Last week, in our summary of state bills, we summarized AB 2112, a bill that seeks to regulate prescription privacy—in other words, prohibit data mining. Specifically the legislation, which was modeled after a similar law in New Hampshire, “reined in the sale of doctors’ prescription records for marketing purposes,” according to The Californian.
The legislation, which was introduced by California Assemblyman Bill Monning (D-Carmel), would enact the Prescription Record Privacy Act, prohibiting a person from knowingly disclosing or using regulated records that include prescription information containing individual identifying information for marketing a prescribed product. The bill would also require that any person who knowingly fails to comply with these provisions be subject to an administrative penalty of at least $10,000.

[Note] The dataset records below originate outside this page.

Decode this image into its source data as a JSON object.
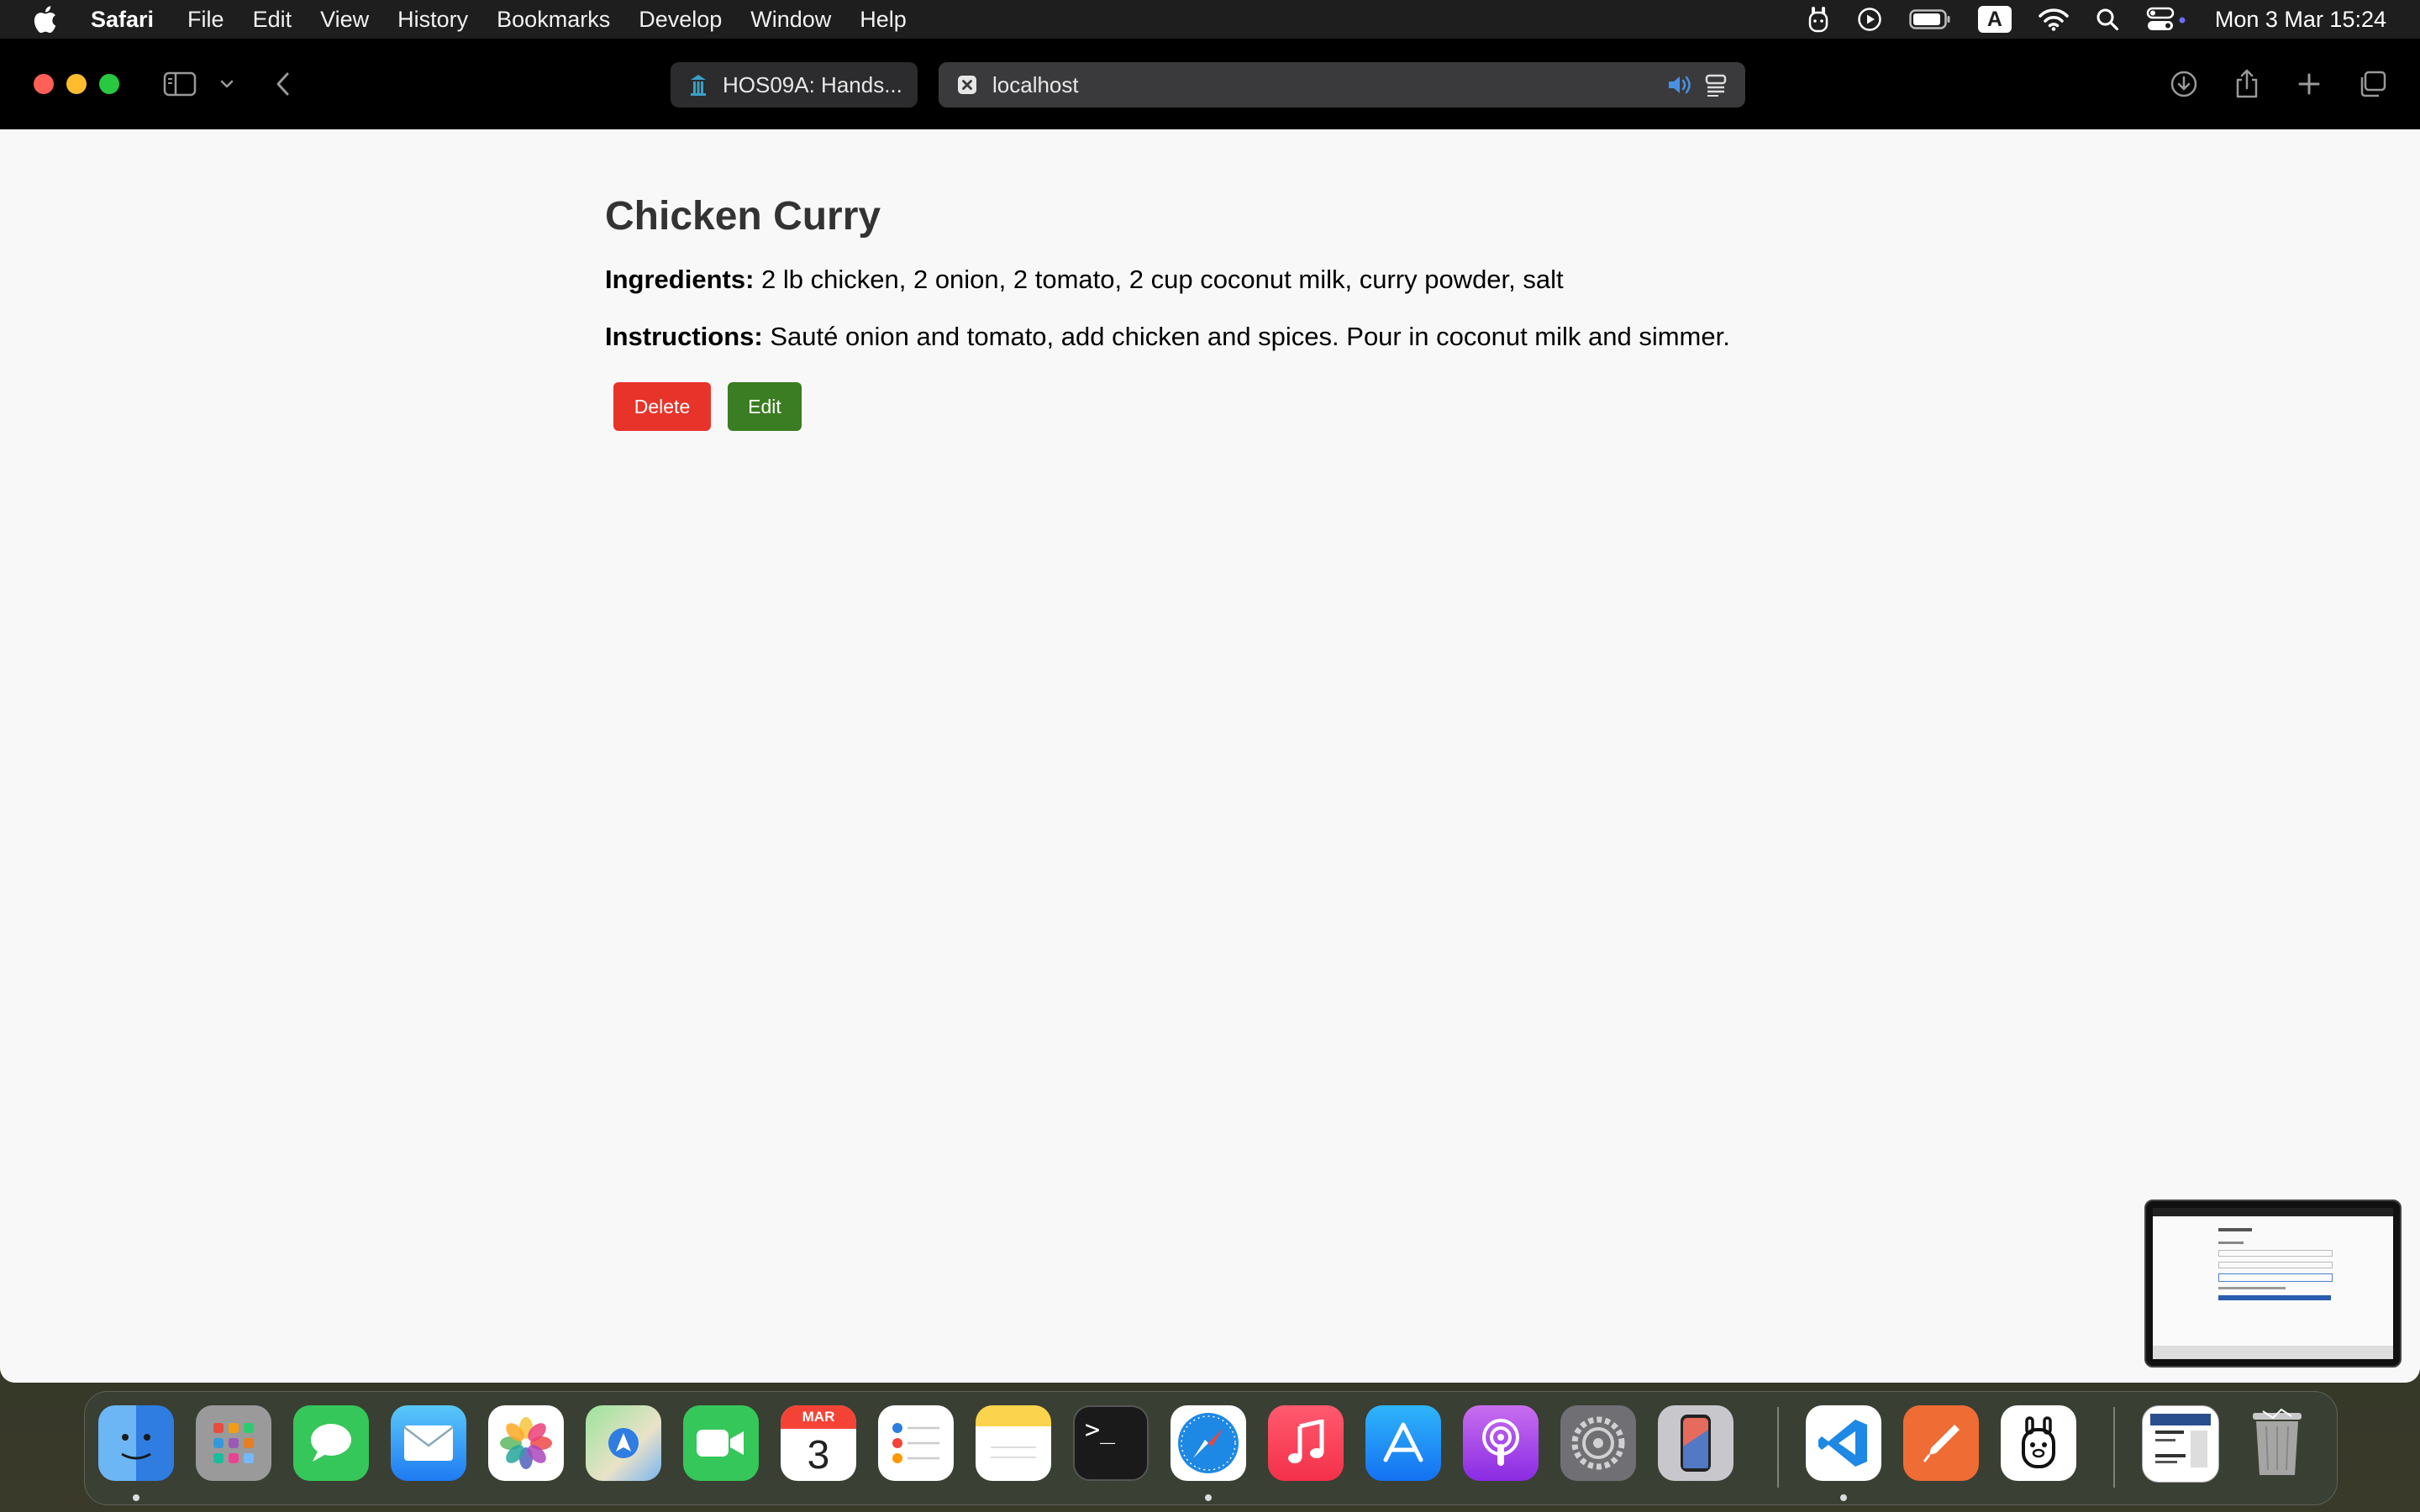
{
  "menubar": {
    "app_name": "Safari",
    "items": [
      "File",
      "Edit",
      "View",
      "History",
      "Bookmarks",
      "Develop",
      "Window",
      "Help"
    ],
    "keyboard_indicator": "A",
    "clock": "Mon 3 Mar  15:24"
  },
  "browser": {
    "tabs": [
      {
        "label": "HOS09A: Hands...",
        "icon": "tab-favicon-icon"
      },
      {
        "label": "localhost",
        "icon": "close-tab-icon"
      }
    ]
  },
  "page": {
    "title": "Chicken Curry",
    "ingredients_label": "Ingredients:",
    "ingredients_text": "2 lb chicken, 2 onion, 2 tomato, 2 cup coconut milk, curry powder, salt",
    "instructions_label": "Instructions:",
    "instructions_text": "Sauté onion and tomato, add chicken and spices. Pour in coconut milk and simmer.",
    "delete_label": "Delete",
    "edit_label": "Edit"
  },
  "dock": {
    "apps": [
      "Finder",
      "Launchpad",
      "Messages",
      "Mail",
      "Photos",
      "Maps",
      "FaceTime",
      "Calendar",
      "Reminders",
      "Notes",
      "Terminal",
      "Safari",
      "Music",
      "App Store",
      "Podcasts",
      "System Settings",
      "iPhone Mirroring",
      "Visual Studio Code",
      "Postman",
      "Ollama",
      "Document",
      "Trash"
    ],
    "calendar_month": "MAR",
    "calendar_day": "3",
    "terminal_glyph": ">_"
  },
  "colors": {
    "delete": "#e8332a",
    "edit": "#3a7d22",
    "page_bg": "#f8f8f8"
  }
}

Although the bill was referred to the Assembly Committee on Health and Judiciary on March 11, 2010, Mr. Monning “shelved his bill realizing he did not have the necessary votes to pass” in the Assembly’s Committee on Health, which was scheduled to vote on Tuesday. Staring at the face of defeat, Monning “said he might reintroduce the bill, aimed at big pharmaceutical companies, in January if he can drum up enough support.”
He told the California newspaper that he was going to “use this time frame to build more support and do more outreach.” Monning further claimed that he “didn’t have the time to cultivate members’ understandings of the issues.” In reality, members of the Assembly, patient groups, physicians, and the medical industry all understood the issues clearly—prescription data is a valuable and legal source of information for companies to use because it helps doctors decide what treatments and medicines are best for their patients. Physicians have the right to know what their colleagues and members in their field of practice or specialty are prescribing, and patients will benefit from this information as well.
While some critics think drug makers use the data to push their products instead of what’s best or more cost-effective for patients, we ask those opponents to look at a recent report, which showed that 75% of drugs prescribed last year were generic. Clearly then, prescription data is being put to good use, either because doctors are realizing they can prescribe generics over brand-names, or because they are changing patients off brand names to try generics.
This kind of legislation is harmful, and borderline unconstitutional, since it essentially prohibits free speech, which is protected under the First Amendment, by preventing information from being shared with physicians. Even though Mr. Monning believes that “access to a doctor’s prescribing habits allows drug companies to target physicians who might be more receptive to their sales pitches,” there is no evidence to support this claim. As a result, drug companies that “possess an individual physician’s prescribing data allows them to reach doctors quickly and directly with unique information they might not otherwise get.”
This information is crucial for physicians who are facing a highly complex clinical practice and seeing numerous patients a day. With barely enough time to see patients each day, and a projected shortage of 150,000 doctors in the next decade, do we really want legislation that prevents doctors from knowing about treatments and medicine they could be giving us? What’s next, preventing your doctor from seeing your blood test results or X-rays for fear that he might prescribe more tests or give you a prescription?
Bills like this are likely to take a back seat in the next year as states go into overdrive attempting to pass legislation to make them compliant with the recently passed federal healthcare reform bill. All efforts will be focused on ensuring the successful implementation and finding sources of funding for the additional patients that states will be required to insure. Also, setting up 50 high risk insurance pools will take time for many of the smaller states.